The discussion began with a speech by the Director of the Institute of Bioorganic Chemistry. academicians M.M.Shemyakin and Yu.A.Ovchinnikov academician Vadim Ivanov. He spoke about the biodiversity of peptides and the size of the human proteome and peptidome. Each protein undergoes transformations in the process of vital activity, is destroyed by proteases into smaller fragments – peptides. Peptides are hormones, antibiotics, toxins, signaling molecules, immune regulators... The genome contains about 20,500 genes. The proteome is millions of proteins, and the peptide is hundreds of millions of peptides.

– Peptides are a promising class of medical biomarkers, the "dark matter" of the human proteome, – V. Ivanov believes. – Today, 3342 peptide fragments of 366 proteins have been identified in human blood serum.

By the way, the academician noted, only one tenth of the cells in the human gut microbiota belong to humans, and our genome is 100 times smaller than the total genome of the intestinal microflora.

According to Academician Alexander Aseev, Chairman of the Siberian Branch of the Russian Academy of Sciences, "physicists should invest in the creation of modern analytical tools." Alexander Leonidovich told the members of the presidium about the contribution of Siberian scientists to the study of the human proteome.
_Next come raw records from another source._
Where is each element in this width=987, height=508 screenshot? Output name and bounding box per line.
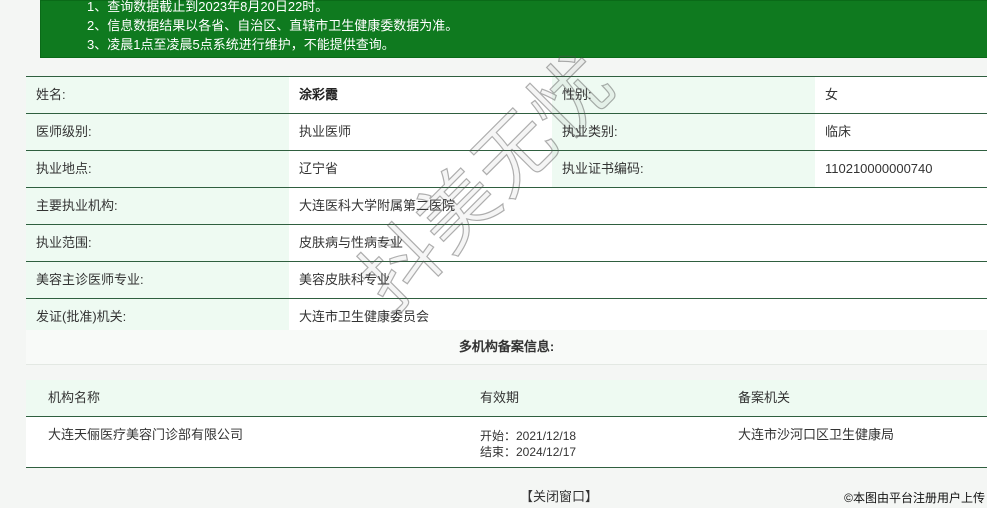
level-label: 医师级别:	[26, 114, 289, 150]
upload-credit: ©本图由平台注册用户上传	[844, 491, 985, 505]
notice-line-3: 3、凌晨1点至凌晨5点系统进行维护，不能提供查询。	[87, 37, 395, 52]
records-header-row: 机构名称 有效期 备案机关	[26, 380, 987, 417]
category-value: 临床	[815, 114, 987, 150]
category-label: 执业类别:	[552, 114, 815, 150]
header-org: 机构名称	[48, 390, 101, 405]
name-label: 姓名:	[26, 77, 289, 113]
close-window-link[interactable]: 【关闭窗口】	[520, 486, 598, 505]
header-authority: 备案机关	[738, 390, 791, 405]
record-org: 大连天俪医疗美容门诊部有限公司	[48, 427, 244, 442]
info-row-level: 医师级别: 执业医师 执业类别: 临床	[26, 114, 987, 151]
notice-banner: 1、查询数据截止到2023年8月20日22时。 2、信息数据结果以各省、自治区、…	[40, 0, 987, 58]
name-value: 涂彩霞	[289, 77, 552, 113]
header-validity: 有效期	[480, 390, 520, 405]
multi-org-title: 多机构备案信息:	[26, 330, 987, 365]
info-row-scope: 执业范围: 皮肤病与性病专业	[26, 225, 987, 262]
record-end: 结束：2024/12/17	[480, 445, 577, 459]
notice-line-2: 2、信息数据结果以各省、自治区、直辖市卫生健康委数据为准。	[87, 18, 459, 33]
info-row-name: 姓名: 涂彩霞 性别: 女	[26, 76, 987, 114]
scope-label: 执业范围:	[26, 225, 289, 261]
level-value: 执业医师	[289, 114, 552, 150]
location-value: 辽宁省	[289, 151, 552, 187]
record-validity: 开始：2021/12/18 结束：2024/12/17	[480, 428, 576, 460]
info-row-location: 执业地点: 辽宁省 执业证书编码: 110210000000740	[26, 151, 987, 188]
doctor-info-table: 姓名: 涂彩霞 性别: 女 医师级别: 执业医师 执业类别: 临床 执业地点: …	[26, 76, 987, 336]
record-start: 开始：2021/12/18	[480, 429, 577, 443]
table-row: 大连天俪医疗美容门诊部有限公司 开始：2021/12/18 结束：2024/12…	[26, 417, 987, 468]
notice-line-1: 1、查询数据截止到2023年8月20日22时。	[87, 0, 329, 14]
cert-label: 执业证书编码:	[552, 151, 815, 187]
cosmetic-value: 美容皮肤科专业	[289, 262, 987, 298]
gender-label: 性别:	[552, 77, 815, 113]
scope-value: 皮肤病与性病专业	[289, 225, 987, 261]
location-label: 执业地点:	[26, 151, 289, 187]
cosmetic-label: 美容主诊医师专业:	[26, 262, 289, 298]
record-authority: 大连市沙河口区卫生健康局	[738, 427, 895, 442]
records-table: 机构名称 有效期 备案机关 大连天俪医疗美容门诊部有限公司 开始：2021/12…	[26, 380, 987, 468]
org-value: 大连医科大学附属第二医院	[289, 188, 987, 224]
cert-value: 110210000000740	[815, 151, 987, 187]
org-label: 主要执业机构:	[26, 188, 289, 224]
gender-value: 女	[815, 77, 987, 113]
info-row-cosmetic: 美容主诊医师专业: 美容皮肤科专业	[26, 262, 987, 299]
info-row-org: 主要执业机构: 大连医科大学附属第二医院	[26, 188, 987, 225]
Thus, the development of technology by specialists of the Institute of Semiconductor Physics SB RAS and the creation of ultrathin silicon-on-insulator structures made it possible to make ultra-sensitive sensors for biological molecules. A prototype of a nanowire biomolecule sensor with a liquid microcell and an electronic chip with a sensitivity of about

1 femtomole, well-proven in work.

Academician Mikhail Ugryumov was surprised that the term "epigenetics" was not mentioned at the presidium meeting, although, according to him, it was about it.

– The approach we are talking about is suitable for solving both fundamental and key applied problems. Today it is obvious that the genetic program is under the control of intercellular signals, – M. Ugryumov said. – This ultimately determines the ability of the human body to adapt to changing environmental conditions. The study of such mechanisms is a fundamental task.

According to Academician Vladimir Chekhonin, methods are emerging in science that allow analyzing pathological processes and their basis on a completely different level.

– Today, no one is talking about finding a specific marker for a particular disease. They talk about the spectrum of proteins associated with a particular pathological process," he noted.

Andrey Lisitsa, Director of the V.N.Orekhovich Research Institute of Biomedical Chemistry, Corresponding Member of the Russian Academy of Sciences, pointed out the possibility of supplementing the task of early detection of diseases with health diagnostics.

– The participation of our scientists in the Human Proteome project promises interesting scientific results, – said Andrey Valeryevich. – A high-precision representation of the organism in the form of a digital image is necessary. Digital mapping opens up the possibility to carry out diagnostics according to the profile of biomarkers, which allows us to talk about postgenomic medicine as a new relevant direction of fundamental research.

Academician Anatoly Grigoriev called the project very important, but did not agree with the prevailing opinion that the medicine of the future is limited to genomics or proteomics.

– The future of medicine lies in the connection of these new sciences with the science that is traditionally called "physiology". The science that deals with the regulation of functions will always remain the most modern," insists the Vice President of the Russian Academy of Sciences.